One of the companies that licensed Objective-C was NeXT. They also saw pervasive OOP as a more productive way to build GUI applications. That was the core value proposition of NeXT.
NeXT ended up basically taking over Objective-C and then it became of a core part of Apple when Apple bought NeXT to create the next-generation of macOS (the one we have now).
So, Objective-C was actually born attempting to "use standards" (C instead of Smalltalk) and really has nothing to do with Apple culture. Of course, Apple and NeXT were brought into the world by Steve Jobs
> Objective-C was created because using standards is contrary to the company culture.
What language would you have suggested for that mission and that era? Self or Smalltalk and give up on performance on 25-MHz-class processors? C or Pascal and give up an excellent object system with dynamic dispatch?

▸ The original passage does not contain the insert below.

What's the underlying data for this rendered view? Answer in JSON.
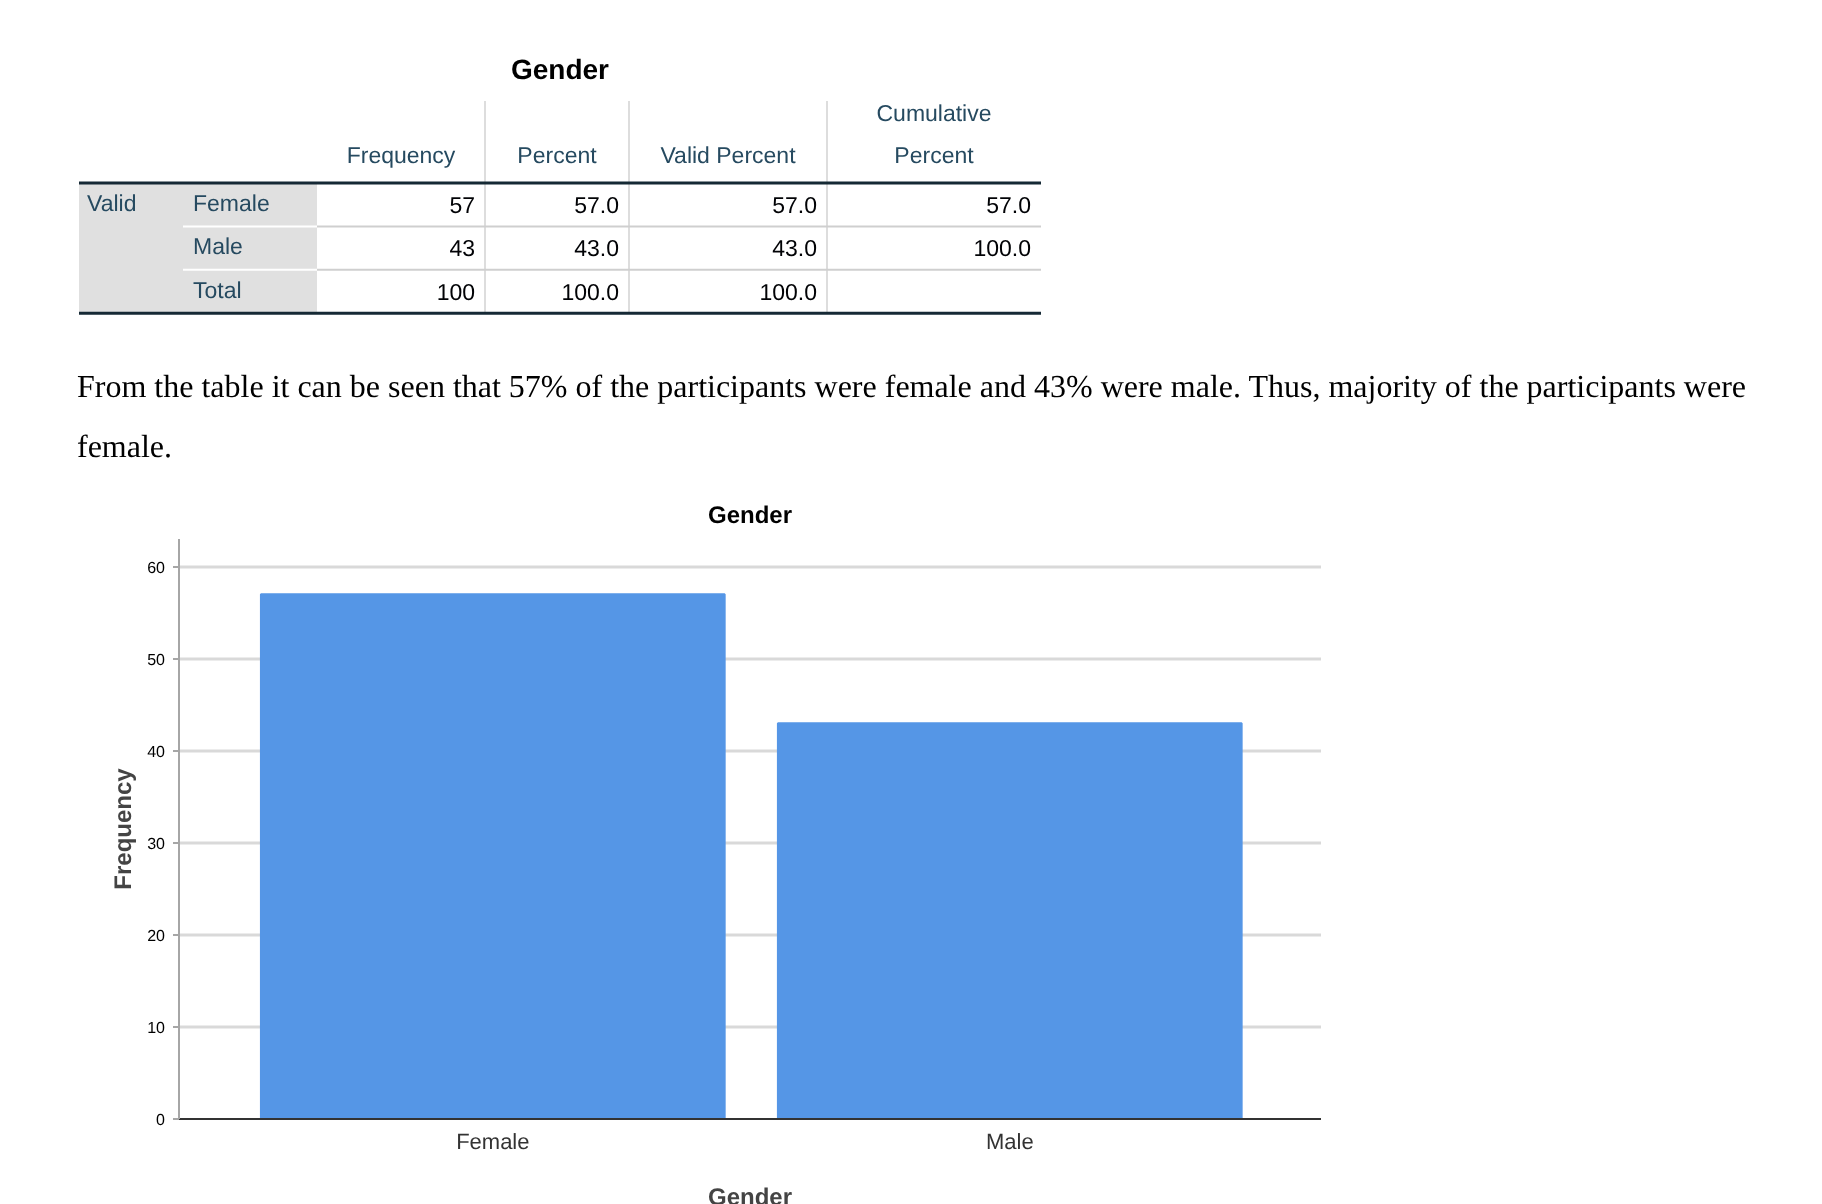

C's a great language in 1985, and a great starting point. But development of UI software is one of those areas where object oriented software really shines. What if we could get all the advantages of C as a procedural language, but graft on top an extremely lightweight object system with a spec of < 20 pages to take advantage of these new 1980s-era developments in software engineering, while keeping 100% of the maturity and performance of the C ecosystem? We could call it Objective-C.

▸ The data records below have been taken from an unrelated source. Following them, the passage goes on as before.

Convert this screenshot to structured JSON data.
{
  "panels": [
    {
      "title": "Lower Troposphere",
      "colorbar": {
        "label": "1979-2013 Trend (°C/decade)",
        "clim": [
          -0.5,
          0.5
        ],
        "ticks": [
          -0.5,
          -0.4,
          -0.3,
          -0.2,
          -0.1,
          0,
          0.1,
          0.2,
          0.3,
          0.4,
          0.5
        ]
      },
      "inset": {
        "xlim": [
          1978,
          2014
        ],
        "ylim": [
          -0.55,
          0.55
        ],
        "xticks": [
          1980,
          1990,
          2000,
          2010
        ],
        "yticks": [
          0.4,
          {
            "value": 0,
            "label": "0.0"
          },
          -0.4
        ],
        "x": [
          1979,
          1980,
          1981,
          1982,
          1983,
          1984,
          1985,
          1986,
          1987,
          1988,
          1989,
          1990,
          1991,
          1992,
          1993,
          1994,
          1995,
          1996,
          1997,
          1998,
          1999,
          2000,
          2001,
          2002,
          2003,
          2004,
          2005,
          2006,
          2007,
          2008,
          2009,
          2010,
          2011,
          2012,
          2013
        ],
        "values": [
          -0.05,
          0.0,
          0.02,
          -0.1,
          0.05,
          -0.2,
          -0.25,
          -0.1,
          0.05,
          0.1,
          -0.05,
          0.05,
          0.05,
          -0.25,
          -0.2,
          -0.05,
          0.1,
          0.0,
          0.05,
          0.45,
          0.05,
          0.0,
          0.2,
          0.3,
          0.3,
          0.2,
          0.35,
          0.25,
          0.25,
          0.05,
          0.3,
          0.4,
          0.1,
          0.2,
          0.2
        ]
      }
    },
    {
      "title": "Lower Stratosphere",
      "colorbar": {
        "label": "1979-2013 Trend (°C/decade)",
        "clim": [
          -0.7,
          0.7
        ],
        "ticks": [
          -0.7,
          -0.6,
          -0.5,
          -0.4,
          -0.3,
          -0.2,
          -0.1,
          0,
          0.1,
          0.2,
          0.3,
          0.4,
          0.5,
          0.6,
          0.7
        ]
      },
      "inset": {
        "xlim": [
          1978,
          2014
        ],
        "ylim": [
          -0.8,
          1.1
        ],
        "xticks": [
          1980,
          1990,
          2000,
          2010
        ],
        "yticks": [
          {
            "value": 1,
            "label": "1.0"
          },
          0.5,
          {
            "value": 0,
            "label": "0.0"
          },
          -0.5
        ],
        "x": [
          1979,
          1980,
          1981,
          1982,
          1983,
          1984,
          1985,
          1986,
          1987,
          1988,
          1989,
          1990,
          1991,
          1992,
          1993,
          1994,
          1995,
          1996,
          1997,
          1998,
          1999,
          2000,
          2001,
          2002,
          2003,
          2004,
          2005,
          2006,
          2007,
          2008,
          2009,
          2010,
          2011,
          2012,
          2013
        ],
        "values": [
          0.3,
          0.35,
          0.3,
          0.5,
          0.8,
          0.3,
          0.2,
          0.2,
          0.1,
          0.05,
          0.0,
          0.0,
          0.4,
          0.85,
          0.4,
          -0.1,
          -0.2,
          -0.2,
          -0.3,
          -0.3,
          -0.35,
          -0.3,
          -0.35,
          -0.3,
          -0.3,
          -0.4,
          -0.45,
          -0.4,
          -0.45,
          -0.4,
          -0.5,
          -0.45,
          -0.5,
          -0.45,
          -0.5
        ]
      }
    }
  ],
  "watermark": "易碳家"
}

And, hear me out here - perhaps for the sake of morale it makes sense to leave a smidge of the part of the job that actually attracts people to this profession in the first place on their plates. Otherwise we may find that, after the novelty wears off, we’re left with a net productivity dropoff because there’s not as much left to keep people motivated to do à good job of the remaining work.
$20/month in return for measurable reductions in quality of life is not an amazing deal. It's "Heads I win, tails you lose."
Or maybe, if you're thinking of it as an enabler for a side hustle or some other project with a low probability of a high payoff, it can slightly more optimistically be regarded as a moderately expensive lottery ticket.
That's not pessimism; it's just a realistic understanding of how the tech industry actually works, informed by decades' worth of experience.